When you are ready to load it, go to the Actions menu, and select "Load Crawl Data".
![Load Crawl Data](images/load_warc.png)
Select all the sources you want to load, and click "Load". This will load the data into the
index, and make it available for searching.
## Sideloading Wikipedia
Due to licensing incompatibilities with OpenZim's GPL-2 and AGPL, the workflow
depends on using the conversion process from [https://encyclopedia.marginalia.nu/](https://encyclopedia.marginalia.nu/)
to pre-digest the data.
Build the [encyclopedia.marginalia.nu Code](https://github.com/MarginaliaSearch/encyclopedia.marginalia.nu)
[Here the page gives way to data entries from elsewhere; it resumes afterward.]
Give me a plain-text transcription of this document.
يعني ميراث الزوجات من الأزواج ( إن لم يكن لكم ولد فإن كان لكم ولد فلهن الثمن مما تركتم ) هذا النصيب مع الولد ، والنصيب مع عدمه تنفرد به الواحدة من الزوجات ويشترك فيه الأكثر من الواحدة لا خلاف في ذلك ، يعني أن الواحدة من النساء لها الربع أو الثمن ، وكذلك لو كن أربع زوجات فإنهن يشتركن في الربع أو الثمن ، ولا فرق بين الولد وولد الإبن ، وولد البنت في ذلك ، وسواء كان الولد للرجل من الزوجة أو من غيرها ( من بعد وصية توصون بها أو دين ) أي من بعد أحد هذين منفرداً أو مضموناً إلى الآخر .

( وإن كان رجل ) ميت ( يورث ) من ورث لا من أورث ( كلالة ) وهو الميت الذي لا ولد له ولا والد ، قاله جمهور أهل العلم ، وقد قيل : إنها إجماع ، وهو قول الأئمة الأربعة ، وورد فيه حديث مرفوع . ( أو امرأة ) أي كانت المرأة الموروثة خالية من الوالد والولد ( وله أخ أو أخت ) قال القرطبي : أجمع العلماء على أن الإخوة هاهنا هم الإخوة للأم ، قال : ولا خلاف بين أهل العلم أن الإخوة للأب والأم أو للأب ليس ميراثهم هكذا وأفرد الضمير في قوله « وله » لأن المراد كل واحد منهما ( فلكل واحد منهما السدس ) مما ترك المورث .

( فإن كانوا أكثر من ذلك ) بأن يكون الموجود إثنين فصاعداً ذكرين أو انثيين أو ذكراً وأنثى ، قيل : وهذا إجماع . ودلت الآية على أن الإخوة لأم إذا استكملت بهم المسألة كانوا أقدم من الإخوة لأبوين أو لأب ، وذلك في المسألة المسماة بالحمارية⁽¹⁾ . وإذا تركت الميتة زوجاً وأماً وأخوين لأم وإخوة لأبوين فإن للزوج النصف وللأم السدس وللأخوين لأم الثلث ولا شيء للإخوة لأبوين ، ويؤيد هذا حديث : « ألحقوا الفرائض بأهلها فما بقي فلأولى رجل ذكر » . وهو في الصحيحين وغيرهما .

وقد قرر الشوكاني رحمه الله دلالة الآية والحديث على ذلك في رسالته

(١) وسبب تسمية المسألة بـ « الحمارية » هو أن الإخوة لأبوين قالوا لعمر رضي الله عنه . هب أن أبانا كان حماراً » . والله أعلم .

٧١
and follow the instructions for downloading a ZIM file, and then run something like
```$./encyclopedia convert file.zim articles.db```
This db-file can be processed and loaded into the search engine through the
Actions view.
FIXME: It will currently only point to en.wikipedia.org, this should be
made configurable.
## Sideloading a directory tree
For relatively small websites, ad-hoc side-loading is available directly from a
folder structure on the hard drive. This is intended for loading manuals,
documentation and similar data sets that are large and slowly changing.
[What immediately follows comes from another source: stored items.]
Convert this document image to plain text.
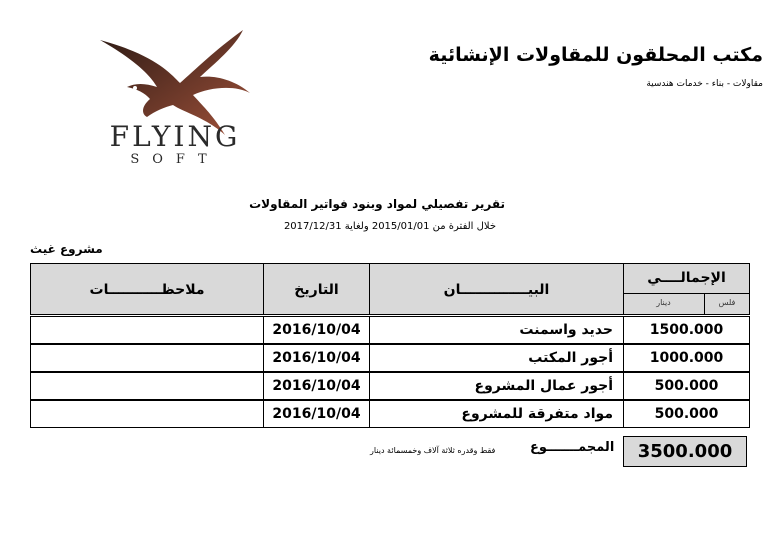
FLYING
SOFT
مكتب المحلقون للمقاولات الإنشائية
مقاولات - بناء - خدمات هندسية
تقرير تفصيلي لمواد وبنود فواتير المقاولات
خلال الفترة من 2015/01/01 ولغاية 2017/12/31
مشروع غيث
الإجمالــــي
فلس
دينار
البيــــــــــــــان
التاريخ
ملاحظـــــــــــات
1500.000
حديد واسمنت
2016/10/04
1000.000
أجور المكتب
2016/10/04
500.000
أجور عمال المشروع
2016/10/04
500.000
مواد متفرقة للمشروع
2016/10/04
3500.000
المجمـــــــوع
فقط وقدره ثلاثة آلاف وخمسمائة دينار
A website can be archived with wget, like this
```bash
UA="search.marginalia.nu" \
DOMAIN="www.example.com" \
wget -nc -x --continue -w 1 -r -U ${UA} -A "html" ${DOMAIN}
```
After doing this to a bunch of websites, create a YAML file something like this:
```yaml
sources:
- name: jdk-20
dir: "jdk-20/"
domainName: "docs.oracle.com"
baseUrl: "https://docs.oracle.com/en/java/javase/20/docs"
keywords:
- "java"
- "docs"
- "documentation"
- "javadoc"
- name: python3
dir: "python-3.11.5/"
domainName: "docs.python.org"
baseUrl: "https://docs.python.org/3/"
keywords:
- "python"
- "docs"
- "documentation"
- name: mariadb.com
dir: "mariadb.com/"
domainName: "mariadb.com"
baseUrl: "https://mariadb.com/"
keywords:
- "sql"
- "docs"
- "mariadb"
- "mysql"
```
|parameter|description|
|----|----|
|name|Purely informative|
|dir|Path of website contents relative to the location of the yaml file|
|domainName|The domain name of the website|
|baseUrl|This URL will be prefixed to the contents of `dir`|
|keywords|These supplemental keywords will be injected in each document|
The directory structure corresponding to the above might look like
```
docs-index.yaml
jdk-20/
jdk-20/resources/
jdk-20/api/
jdk-20/api/[...]
jdk-20/specs/
jdk-20/specs/[...]
jdk-20/index.html
mariadb.com
mariadb.com/kb/
mariadb.com/kb/[...]
python-3.11.5
python-3.11.5/genindex-B.html
python-3.11.5/library/
python-3.11.5/distutils/
python-3.11.5/[...]
[...]
```
This yaml-file can be processed and loaded into the search engine through the
Actions view.
## Sideloading Stack Overflow/Stackexchange
Stackexchange makes dumps available on Archive.org. These are unfortunately on a format that
needs some heavy-handed pre-processing before they can be loaded. A tool is available for
this in [tools/stackexchange-converter](../code/tools/stackexchange-converter).
After running `gradlew dist`, this tool is found in `build/dist/stackexchange-converter`,
follow the instructions in the stackexchange-converter readme, and
convert the stackexchange xml.7z-files to sqlite db-files.
A directory with such db-files can be processed and loaded into the
search engine through the Actions view.